常言無忌提示您:看后求收藏(詩鼎小說網(wǎng)網(wǎng)www.wholeit.com.cn),接著再看更方便。
如同刻意令你沉淪的溫柔鄉(xiāng),溫柔的撫摸很快就變得激烈,他把你困在床上,粗壯粗糙的尾巴卷住你的腰身,你清醒過來一點,奇怪的物什壓著滑溜的管壁,試圖擠進來,你想踹他,但是腿被他壓著,你趴在床上,動不了。
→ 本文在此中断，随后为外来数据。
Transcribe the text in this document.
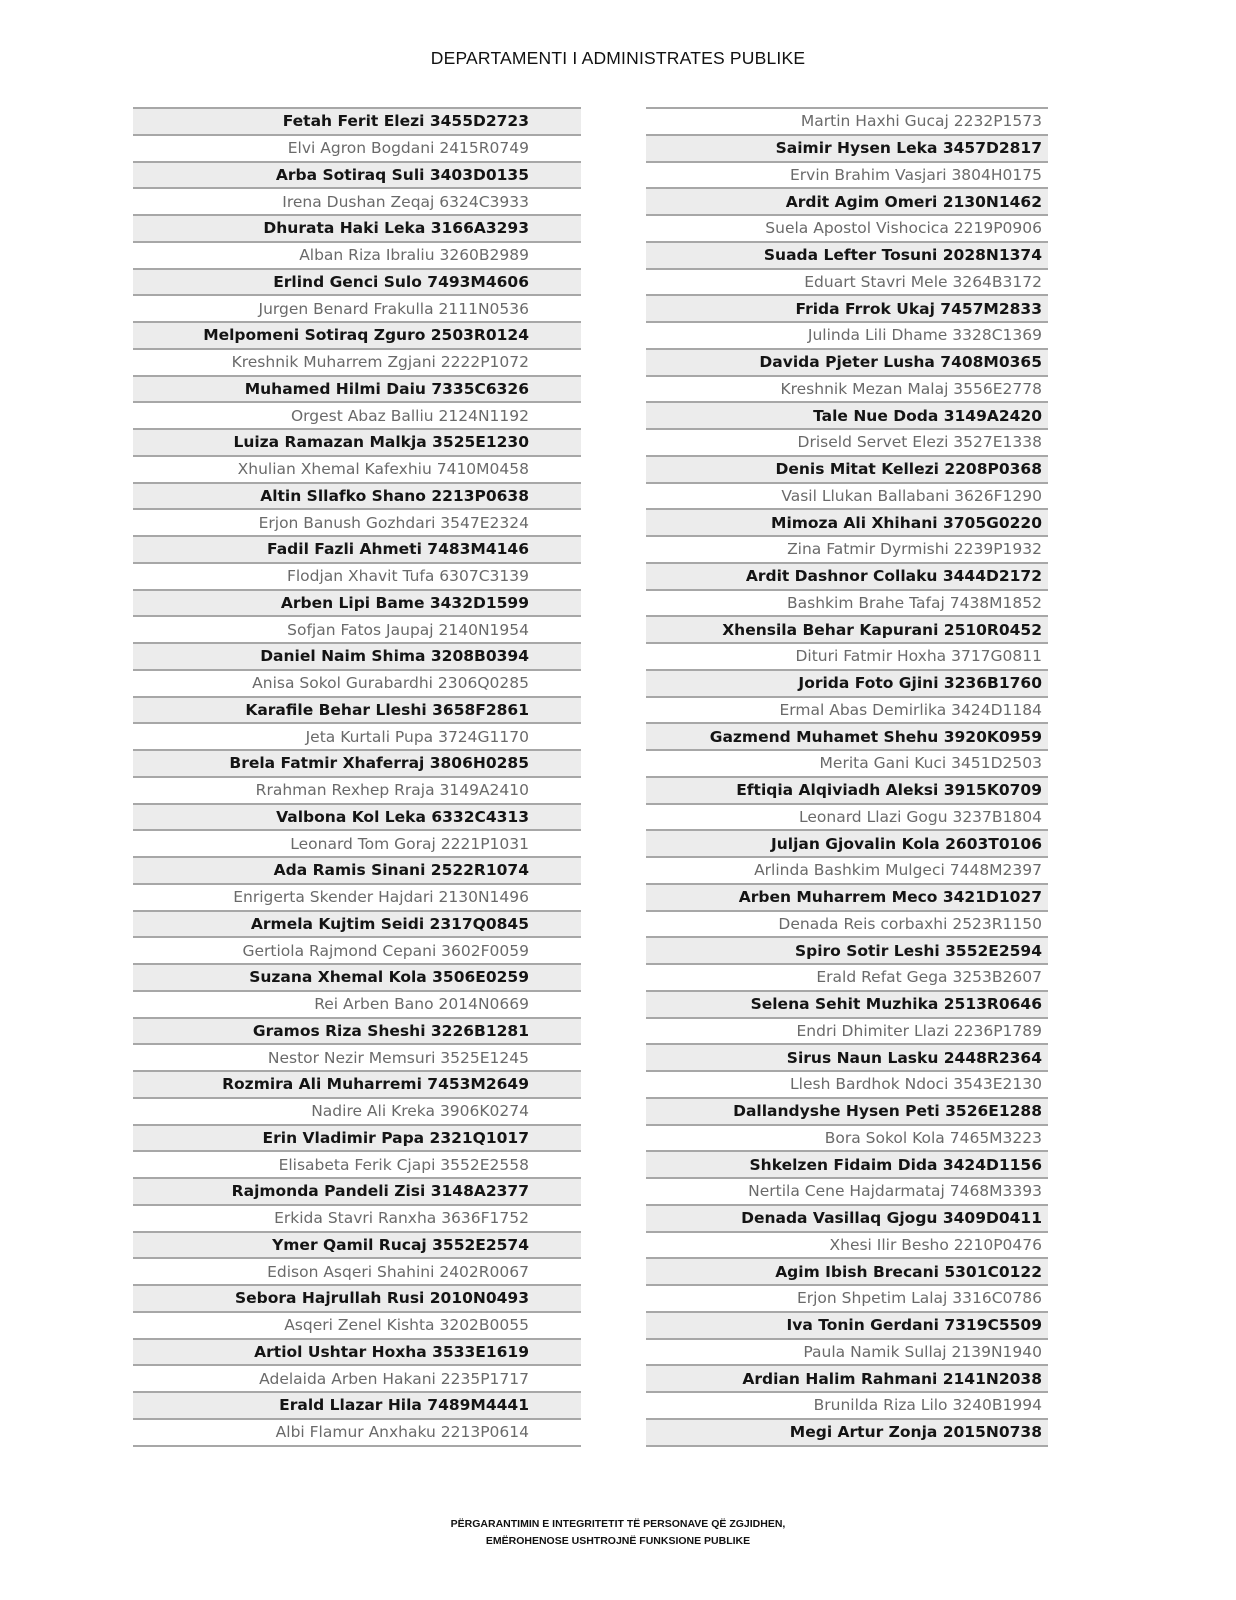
DEPARTAMENTI I ADMINISTRATES PUBLIKE
Fetah Ferit Elezi 3455D2723
Elvi Agron Bogdani 2415R0749
Arba Sotiraq Suli 3403D0135
Irena Dushan Zeqaj 6324C3933
Dhurata Haki Leka 3166A3293
Alban Riza Ibraliu 3260B2989
Erlind Genci Sulo 7493M4606
Jurgen Benard Frakulla 2111N0536
Melpomeni Sotiraq Zguro 2503R0124
Kreshnik Muharrem Zgjani 2222P1072
Muhamed Hilmi Daiu 7335C6326
Orgest Abaz Balliu 2124N1192
Luiza Ramazan Malkja 3525E1230
Xhulian Xhemal Kafexhiu 7410M0458
Altin Sllafko Shano 2213P0638
Erjon Banush Gozhdari 3547E2324
Fadil Fazli Ahmeti 7483M4146
Flodjan Xhavit Tufa 6307C3139
Arben Lipi Bame 3432D1599
Sofjan Fatos Jaupaj 2140N1954
Daniel Naim Shima 3208B0394
Anisa Sokol Gurabardhi 2306Q0285
Karafile Behar Lleshi 3658F2861
Jeta Kurtali Pupa 3724G1170
Brela Fatmir Xhaferraj 3806H0285
Rrahman Rexhep Rraja 3149A2410
Valbona Kol Leka 6332C4313
Leonard Tom Goraj 2221P1031
Ada Ramis Sinani 2522R1074
Enrigerta Skender Hajdari 2130N1496
Armela Kujtim Seidi 2317Q0845
Gertiola Rajmond Cepani 3602F0059
Suzana Xhemal Kola 3506E0259
Rei Arben Bano 2014N0669
Gramos Riza Sheshi 3226B1281
Nestor Nezir Memsuri 3525E1245
Rozmira Ali Muharremi 7453M2649
Nadire Ali Kreka 3906K0274
Erin Vladimir Papa 2321Q1017
Elisabeta Ferik Cjapi 3552E2558
Rajmonda Pandeli Zisi 3148A2377
Erkida Stavri Ranxha 3636F1752
Ymer Qamil Rucaj 3552E2574
Edison Asqeri Shahini 2402R0067
Sebora Hajrullah Rusi 2010N0493
Asqeri Zenel Kishta 3202B0055
Artiol Ushtar Hoxha 3533E1619
Adelaida Arben Hakani 2235P1717
Erald Llazar Hila 7489M4441
Albi Flamur Anxhaku 2213P0614
Martin Haxhi Gucaj 2232P1573
Saimir Hysen Leka 3457D2817
Ervin Brahim Vasjari 3804H0175
Ardit Agim Omeri 2130N1462
Suela Apostol Vishocica 2219P0906
Suada Lefter Tosuni 2028N1374
Eduart Stavri Mele 3264B3172
Frida Frrok Ukaj 7457M2833
Julinda Lili Dhame 3328C1369
Davida Pjeter Lusha 7408M0365
Kreshnik Mezan Malaj 3556E2778
Tale Nue Doda 3149A2420
Driseld Servet Elezi 3527E1338
Denis Mitat Kellezi 2208P0368
Vasil Llukan Ballabani 3626F1290
Mimoza Ali Xhihani 3705G0220
Zina Fatmir Dyrmishi 2239P1932
Ardit Dashnor Collaku 3444D2172
Bashkim Brahe Tafaj 7438M1852
Xhensila Behar Kapurani 2510R0452
Dituri Fatmir Hoxha 3717G0811
Jorida Foto Gjini 3236B1760
Ermal Abas Demirlika 3424D1184
Gazmend Muhamet Shehu 3920K0959
Merita Gani Kuci 3451D2503
Eftiqia Alqiviadh Aleksi 3915K0709
Leonard Llazi Gogu 3237B1804
Juljan Gjovalin Kola 2603T0106
Arlinda Bashkim Mulgeci 7448M2397
Arben Muharrem Meco 3421D1027
Denada Reis corbaxhi 2523R1150
Spiro Sotir Leshi 3552E2594
Erald Refat Gega 3253B2607
Selena Sehit Muzhika 2513R0646
Endri Dhimiter Llazi 2236P1789
Sirus Naun Lasku 2448R2364
Llesh Bardhok Ndoci 3543E2130
Dallandyshe Hysen Peti 3526E1288
Bora Sokol Kola 7465M3223
Shkelzen Fidaim Dida 3424D1156
Nertila Cene Hajdarmataj 7468M3393
Denada Vasillaq Gjogu 3409D0411
Xhesi Ilir Besho 2210P0476
Agim Ibish Brecani 5301C0122
Erjon Shpetim Lalaj 3316C0786
Iva Tonin Gerdani 7319C5509
Paula Namik Sullaj 2139N1940
Ardian Halim Rahmani 2141N2038
Brunilda Riza Lilo 3240B1994
Megi Artur Zonja 2015N0738
PËRGARANTIMIN E INTEGRITETIT TË PERSONAVE QË ZGJIDHEN,
EMËROHENOSE USHTROJNË FUNKSIONE PUBLIKE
柔軟的倒刺一點一點剮蹭著肉壁上的褶皺,連藏起來的敏感點都被軟刺鉆入掃蕩,神經末梢密布的核心也被他剝出來,你下意識縮起腿,渾身發(fā)顫。
耳朵也被他吹了一口,這次你終于睜開眼,視野中晃動著淺紫色的發(fā)絲,梅洛尼還是繼續(xù)睡前的事,他是一點也不愿意委屈自己。
“喜歡吧?看你抖成什么樣子了。”
你感受到他貼在你皮膚上的嘴唇在微笑,身下緩慢抽動,以一種不容你拒絕的柔和,又帶有恐怖的入侵感,一分一毫都在霸占你,肉壁緊緊貼合他凹凸不平的器物,深入深出,軟弱的媚肉都被它帶出同樣脆弱敏感的唇口,它宣誓,必定要讓你的感官徹底為它俯首稱臣。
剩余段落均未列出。